A High-Throughput Sequencing Method to Assess the Structure and Composition of Gut Bifidobacterium

The next-generation high-throughput sequencing techniques have introduced a new way to assess the gut’s microbial diversity on the basis of 16S rRNA gene-based microbiota analysis. However, the precise appraisal of the biodiversity of Bifidobacterium species within the gut remains a challenging task because of the limited resolving power of the 16S rRNA gene in different species. The groEL gene, a protein-coding gene, evolves quickly and thus is useful for differentiating bifidobacteria.

The objective of the present study was to develop a new method to assess the structure and composition of gut bifidobacterium. 

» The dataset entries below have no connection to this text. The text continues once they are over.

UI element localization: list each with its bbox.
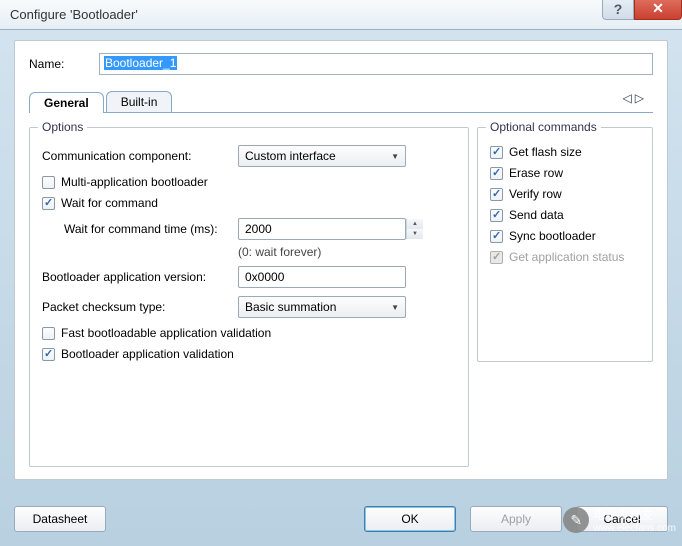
app-version-row: Bootloader application version:: [42, 265, 456, 289]
bootloader-validation-checkbox[interactable]: Bootloader application validation: [42, 347, 456, 361]
checkbox-icon: [490, 251, 503, 264]
tab-content: Options Communication component: Custom …: [29, 113, 653, 467]
name-input[interactable]: Bootloader_1: [99, 53, 653, 75]
wait-time-row: Wait for command time (ms): ▲ ▼: [64, 217, 456, 241]
get-flash-size-label: Get flash size: [509, 145, 582, 159]
wait-cmd-checkbox[interactable]: Wait for command: [42, 196, 456, 210]
wait-time-input[interactable]: ▲ ▼: [238, 218, 406, 240]
tab-builtin[interactable]: Built-in: [106, 91, 173, 112]
tabs-nav[interactable]: ◁▷: [623, 91, 647, 105]
ok-button[interactable]: OK: [364, 506, 456, 532]
nav-left-icon[interactable]: ◁: [623, 91, 635, 105]
apply-button: Apply: [470, 506, 562, 532]
name-value: Bootloader_1: [104, 56, 177, 70]
checksum-label: Packet checksum type:: [42, 300, 238, 314]
erase-row-label: Erase row: [509, 166, 563, 180]
window-title: Configure 'Bootloader': [10, 7, 138, 22]
fast-validation-label: Fast bootloadable application validation: [61, 326, 271, 340]
nav-right-icon[interactable]: ▷: [635, 91, 647, 105]
watermark-url: www.elecfans.com: [593, 523, 676, 534]
checkbox-icon: [490, 209, 503, 222]
checkbox-icon: [490, 167, 503, 180]
checkbox-icon: [42, 176, 55, 189]
get-flash-size-checkbox[interactable]: Get flash size: [490, 145, 640, 159]
app-version-label: Bootloader application version:: [42, 270, 238, 284]
multi-app-checkbox[interactable]: Multi-application bootloader: [42, 175, 456, 189]
optcmds-title: Optional commands: [486, 120, 601, 134]
wait-time-hint: (0: wait forever): [238, 245, 456, 259]
spin-up-icon[interactable]: ▲: [407, 219, 423, 229]
spin-down-icon[interactable]: ▼: [407, 229, 423, 239]
watermark-icon: ✎: [563, 507, 589, 533]
checkbox-icon: [42, 197, 55, 210]
outer-frame: Name: Bootloader_1 General Built-in ◁▷ O…: [14, 40, 668, 480]
comm-component-value: Custom interface: [245, 149, 336, 163]
erase-row-checkbox[interactable]: Erase row: [490, 166, 640, 180]
help-button[interactable]: ?: [602, 0, 634, 20]
watermark: ✎ 电子发烧友 www.elecfans.com: [563, 506, 676, 534]
sync-bootloader-checkbox[interactable]: Sync bootloader: [490, 229, 640, 243]
dialog-body: Name: Bootloader_1 General Built-in ◁▷ O…: [0, 30, 682, 490]
checkbox-icon: [42, 327, 55, 340]
options-group: Options Communication component: Custom …: [29, 127, 469, 467]
verify-row-label: Verify row: [509, 187, 562, 201]
optional-commands-group: Optional commands Get flash size Erase r…: [477, 127, 653, 362]
checksum-combo[interactable]: Basic summation ▼: [238, 296, 406, 318]
wait-cmd-label: Wait for command: [61, 196, 158, 210]
multi-app-label: Multi-application bootloader: [61, 175, 208, 189]
checkbox-icon: [490, 188, 503, 201]
bootloader-validation-label: Bootloader application validation: [61, 347, 234, 361]
options-title: Options: [38, 120, 87, 134]
close-button[interactable]: ✕: [634, 0, 682, 20]
checkbox-icon: [490, 146, 503, 159]
wait-time-label: Wait for command time (ms):: [64, 222, 238, 236]
checksum-row: Packet checksum type: Basic summation ▼: [42, 295, 456, 319]
comm-component-row: Communication component: Custom interfac…: [42, 144, 456, 168]
sync-bootloader-label: Sync bootloader: [509, 229, 596, 243]
app-version-input[interactable]: [238, 266, 406, 288]
checkbox-icon: [490, 230, 503, 243]
fast-validation-checkbox[interactable]: Fast bootloadable application validation: [42, 326, 456, 340]
verify-row-checkbox[interactable]: Verify row: [490, 187, 640, 201]
comm-component-combo[interactable]: Custom interface ▼: [238, 145, 406, 167]
get-app-status-checkbox: Get application status: [490, 250, 640, 264]
titlebar-buttons: ? ✕: [602, 0, 682, 20]
checksum-value: Basic summation: [245, 300, 336, 314]
get-app-status-label: Get application status: [509, 250, 624, 264]
checkbox-icon: [42, 348, 55, 361]
spinner-buttons: ▲ ▼: [406, 219, 423, 239]
name-row: Name: Bootloader_1: [29, 53, 653, 75]
send-data-checkbox[interactable]: Send data: [490, 208, 640, 222]
datasheet-button[interactable]: Datasheet: [14, 506, 106, 532]
tab-general[interactable]: General: [29, 92, 104, 113]
watermark-text: 电子发烧友: [593, 506, 676, 523]
chevron-down-icon: ▼: [391, 303, 399, 312]
wait-time-value[interactable]: [239, 222, 406, 236]
comm-component-label: Communication component:: [42, 149, 238, 163]
send-data-label: Send data: [509, 208, 564, 222]
titlebar: Configure 'Bootloader' ? ✕: [0, 0, 682, 30]
name-label: Name:: [29, 57, 99, 71]
tabs-row: General Built-in ◁▷: [29, 89, 653, 113]
chevron-down-icon: ▼: [391, 152, 399, 161]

To identify Bifidobacterium species, a region of 487 or 496 base pairs (bp) located at positions 1066 to 1552 (B. animalis) or 1561 (B. breve) of the complete groEL gene of ca. 1600 bp was chosen as discriminative target sites. Degenerate primers BifgroEL-F (5-TCC GAT TAC GAY CGY GAG AAG CT-3)/Bif-groEL-R (5-CSG CYT CGG TSG TCA GGAACA G-3) for the genus Bifidobacterium were manually designed according to multiple sequence alignment. The detection sensitivity and accuracy of the primer set Bif-groEL-F/Bif-groEL-R were evaluated employing known DNA amounts, ranging from 0.01 to 40 ng, of the artificial sample from 10 different bifidobacterial taxa. Sequence reads were processed with the QIIME package version 1.9.1.

The novel designed primer set can specifically differentiate Bifidobacterium species from non-bifidobacteria, and as low as 10⁴ cells of Bifidobacterium species can be detected using the novel designed primer set on the basis of Illumina Miseq high-throughput sequencing.